Есть идея!
Задание со звёздочкой*
ВОПРОС.
В книге Константина Паустовского о писательском труде «Золотая роза» (она увлечёт многих школьников) есть история с рассказом прозаика Андрея Соболя (1888–1926).
В 1921 году Паустовский работал секретарём в одесской газете «Моряк», где печаталось немало будущих знаменитостей — Катаев, Олеша, Бабель, Ильф и Петров… Однажды и Соболь “принёс в «Моряк» свой рассказ, раздёрганный, спутанный, хотя и интересный по теме и, безусловно, талантливый”.
В редакции были смущены: печатать рассказ в таком небрежном виде было нельзя. Но править его никто не решался — Соболь не из-за авторского самолюбия, а “из-за нервозности” этого бы не позволил.
Решение нашёл корректор «Моряка», “старик Благов, бывший директор самой распространённой в России газеты «Русское слово», правая рука знаменитого издателя Сытина”. При этом он пообещал, что не изменит в рассказе Соболя “ни слова”.
Что предложил и сделал корректор Благов?
ОТВЕТ.
Приведём отрывок из «Золотой розы».
“— Вот что, — сказал Благов. — Я всё думаю об этом рассказе Соболя. Талантливая вещь. Нельзя, чтобы она пропала. У меня, знаете, как у старого газетного волка, привычка не выпускать из рук хорошие рассказы.
— Что же поделаешь! — ответил я.
— Дайте мне рукопись. Клянусь честью, я не изменю в ней ни слова. Я останусь здесь, потому что возвращаться домой, на Ланжерон, невозможно, — наверняка разденут. И при вас я пройдусь по рукописи.

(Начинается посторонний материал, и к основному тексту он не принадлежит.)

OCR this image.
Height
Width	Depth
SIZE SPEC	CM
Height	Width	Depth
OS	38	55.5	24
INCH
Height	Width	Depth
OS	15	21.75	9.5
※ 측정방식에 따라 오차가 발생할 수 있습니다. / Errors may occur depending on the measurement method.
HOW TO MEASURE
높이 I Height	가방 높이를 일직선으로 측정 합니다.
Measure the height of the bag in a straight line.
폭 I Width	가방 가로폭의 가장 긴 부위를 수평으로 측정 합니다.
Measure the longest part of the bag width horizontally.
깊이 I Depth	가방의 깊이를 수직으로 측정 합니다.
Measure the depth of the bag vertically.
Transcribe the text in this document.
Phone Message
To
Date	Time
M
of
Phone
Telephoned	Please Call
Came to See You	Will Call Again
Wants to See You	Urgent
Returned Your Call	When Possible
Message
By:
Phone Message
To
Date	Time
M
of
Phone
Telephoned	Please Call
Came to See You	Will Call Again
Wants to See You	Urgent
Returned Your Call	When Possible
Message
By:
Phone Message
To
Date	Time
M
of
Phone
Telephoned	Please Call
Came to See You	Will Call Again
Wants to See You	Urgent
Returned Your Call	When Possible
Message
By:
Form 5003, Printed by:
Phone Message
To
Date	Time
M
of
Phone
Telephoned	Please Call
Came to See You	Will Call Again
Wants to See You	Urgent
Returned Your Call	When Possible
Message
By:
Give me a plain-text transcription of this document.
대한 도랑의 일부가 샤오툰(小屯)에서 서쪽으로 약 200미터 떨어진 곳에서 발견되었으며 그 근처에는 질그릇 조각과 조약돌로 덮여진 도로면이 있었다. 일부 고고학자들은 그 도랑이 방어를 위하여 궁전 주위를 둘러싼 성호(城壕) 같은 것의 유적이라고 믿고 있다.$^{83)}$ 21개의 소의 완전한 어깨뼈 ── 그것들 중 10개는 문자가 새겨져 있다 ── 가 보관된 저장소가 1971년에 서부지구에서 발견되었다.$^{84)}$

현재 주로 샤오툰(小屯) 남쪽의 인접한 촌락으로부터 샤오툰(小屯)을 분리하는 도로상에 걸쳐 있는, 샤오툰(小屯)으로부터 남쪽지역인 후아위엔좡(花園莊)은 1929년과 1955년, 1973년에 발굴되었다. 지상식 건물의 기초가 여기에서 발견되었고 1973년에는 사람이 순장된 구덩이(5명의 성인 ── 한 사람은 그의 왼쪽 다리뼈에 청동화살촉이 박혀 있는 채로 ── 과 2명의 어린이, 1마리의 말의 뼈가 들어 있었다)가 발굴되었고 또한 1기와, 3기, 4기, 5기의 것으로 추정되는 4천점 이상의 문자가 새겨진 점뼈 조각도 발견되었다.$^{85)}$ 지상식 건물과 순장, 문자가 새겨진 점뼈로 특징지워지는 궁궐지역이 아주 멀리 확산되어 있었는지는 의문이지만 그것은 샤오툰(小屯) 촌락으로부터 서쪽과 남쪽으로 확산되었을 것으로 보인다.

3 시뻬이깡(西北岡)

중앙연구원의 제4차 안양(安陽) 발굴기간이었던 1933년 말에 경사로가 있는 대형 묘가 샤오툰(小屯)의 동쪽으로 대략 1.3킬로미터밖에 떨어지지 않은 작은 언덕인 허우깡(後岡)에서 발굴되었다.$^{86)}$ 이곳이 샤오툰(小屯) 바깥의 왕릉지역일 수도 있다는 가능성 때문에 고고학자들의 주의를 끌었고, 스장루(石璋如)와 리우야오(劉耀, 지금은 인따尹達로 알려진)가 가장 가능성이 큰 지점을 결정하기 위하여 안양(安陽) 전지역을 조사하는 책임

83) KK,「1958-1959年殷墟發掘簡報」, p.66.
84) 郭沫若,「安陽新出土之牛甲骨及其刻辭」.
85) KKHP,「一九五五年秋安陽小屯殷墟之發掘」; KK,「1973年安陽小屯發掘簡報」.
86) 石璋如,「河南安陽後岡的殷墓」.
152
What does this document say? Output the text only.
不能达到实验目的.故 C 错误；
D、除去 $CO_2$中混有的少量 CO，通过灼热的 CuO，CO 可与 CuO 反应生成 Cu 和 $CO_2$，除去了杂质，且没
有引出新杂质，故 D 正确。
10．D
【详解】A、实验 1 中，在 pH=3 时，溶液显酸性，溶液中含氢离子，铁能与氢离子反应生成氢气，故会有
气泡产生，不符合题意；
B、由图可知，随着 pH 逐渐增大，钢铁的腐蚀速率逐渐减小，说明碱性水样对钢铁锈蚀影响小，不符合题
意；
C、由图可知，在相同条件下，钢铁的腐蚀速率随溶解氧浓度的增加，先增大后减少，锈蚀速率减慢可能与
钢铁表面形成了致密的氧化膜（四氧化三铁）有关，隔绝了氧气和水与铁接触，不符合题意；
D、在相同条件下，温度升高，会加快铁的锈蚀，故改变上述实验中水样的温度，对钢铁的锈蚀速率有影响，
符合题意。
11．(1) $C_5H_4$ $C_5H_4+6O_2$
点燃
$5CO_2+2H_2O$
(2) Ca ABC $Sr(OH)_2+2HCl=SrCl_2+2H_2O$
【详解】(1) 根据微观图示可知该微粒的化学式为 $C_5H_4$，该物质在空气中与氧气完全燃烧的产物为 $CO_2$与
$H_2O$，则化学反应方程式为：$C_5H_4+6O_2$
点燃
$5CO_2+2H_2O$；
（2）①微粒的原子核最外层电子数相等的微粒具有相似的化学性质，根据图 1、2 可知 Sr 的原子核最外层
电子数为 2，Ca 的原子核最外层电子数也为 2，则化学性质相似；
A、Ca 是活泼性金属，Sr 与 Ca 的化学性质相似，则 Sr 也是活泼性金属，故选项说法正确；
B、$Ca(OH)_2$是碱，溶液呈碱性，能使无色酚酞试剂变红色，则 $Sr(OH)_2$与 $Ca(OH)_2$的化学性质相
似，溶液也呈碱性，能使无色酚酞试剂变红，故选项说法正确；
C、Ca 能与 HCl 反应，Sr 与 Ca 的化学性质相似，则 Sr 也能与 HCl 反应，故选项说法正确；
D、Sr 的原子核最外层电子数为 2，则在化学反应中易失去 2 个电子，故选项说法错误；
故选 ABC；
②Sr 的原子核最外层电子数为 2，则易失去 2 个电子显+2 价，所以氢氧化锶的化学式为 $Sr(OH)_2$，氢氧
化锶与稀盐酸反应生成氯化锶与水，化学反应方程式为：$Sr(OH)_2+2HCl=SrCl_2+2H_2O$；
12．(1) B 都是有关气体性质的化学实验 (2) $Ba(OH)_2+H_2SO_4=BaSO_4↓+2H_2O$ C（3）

— Что значит «пройдусь»? — спросил я. — «Пройтись» — это значит выправить.
— Я же вам сказал, что не выброшу и не впишу ни одного слова.
— А что же вы сделаете?
— А вот увидите.
В словах Благова я почувствовал нечто загадочное. Какая-то тайна вошла в эту зимнюю штормовую ночь <…> вместе с этим спокойным человеком. Надо было узнать эту тайну, и поэтому я согласился. <…>
Благов кончил работу над рукописью только к утру. Мне он рукописи не показал, пока мы не пришли в редакцию и машинистка не переписала её начисто.
Я прочёл рассказ и онемел. Это была прозрачная, литая проза. Всё стало выпуклым, ясным. От прежней скомканности и словесного разброда не осталось и тени. При этом действительно не было выброшено или прибавлено ни одного слова. <...>
— Это чудо! — сказал я. — Как вы это сделали?
— Да просто расставил правильно все знаки препинания. У Соболя с ними форменный кавардак. Осо-бенно тщательно я расставил точки. И абзацы. Это великая вещь, милый мой. Ещё Пушкин говорил о знаках препинания. Они существуют, что-бы выделить мысль, привести слова в правильное соотношение и дать фразе лёгкость и правильное звучание. Знаки препинания — это как нотные знаки. Они твёрдо держат текст и не дают ему рассыпаться.
Рассказ был напечатан. А на следующий день в редакцию ворвался Соболь. <...>
— Кто трогал мой рассказ? — закричал он неслыханным голосом и с размаху ударил палкой по столу, где лежали комплекты газет. Пыль густым облаком взлетела над столом.
— Никто не трогал, — ответил я. — Можете проверить текст.
— Ложь! — крикнул Соболь. — Брехня! Я всё равно узнаю, кто трогал! <...>
Тогда Благов сказал спокойным и даже унылым голосом:
— Если вы считаете, что правильно расставить в вашем рассказе знаки препинания — это значит тронуть его, то извольте: трогал его я. По своей обязанности корректора.
Соболь бросился к Благову, схватил его за руки, крепко потряс их, потом обнял старика и троекратно, по-московски, поцеловал его.
— Спасибо! — сказал взволнованно Соболь. — Вы дали мне чудесный урок. Но только жалко, что так поздно. Я чувствую себя преступником по отношению к своим прежним вещам.
Вечером Соболь достал где-то полбутылки коньяка <…>, и мы выпили коньяк во славу литературы и знаков препинания.
После этого я окончательно убедился, с какой поразительной силой действует на читателя точка, поставленная в нужном месте и вовремя” (Паустовский К.Г. Собр. соч.: В 9 т. М., 1982. Т. 3. С. 253–257).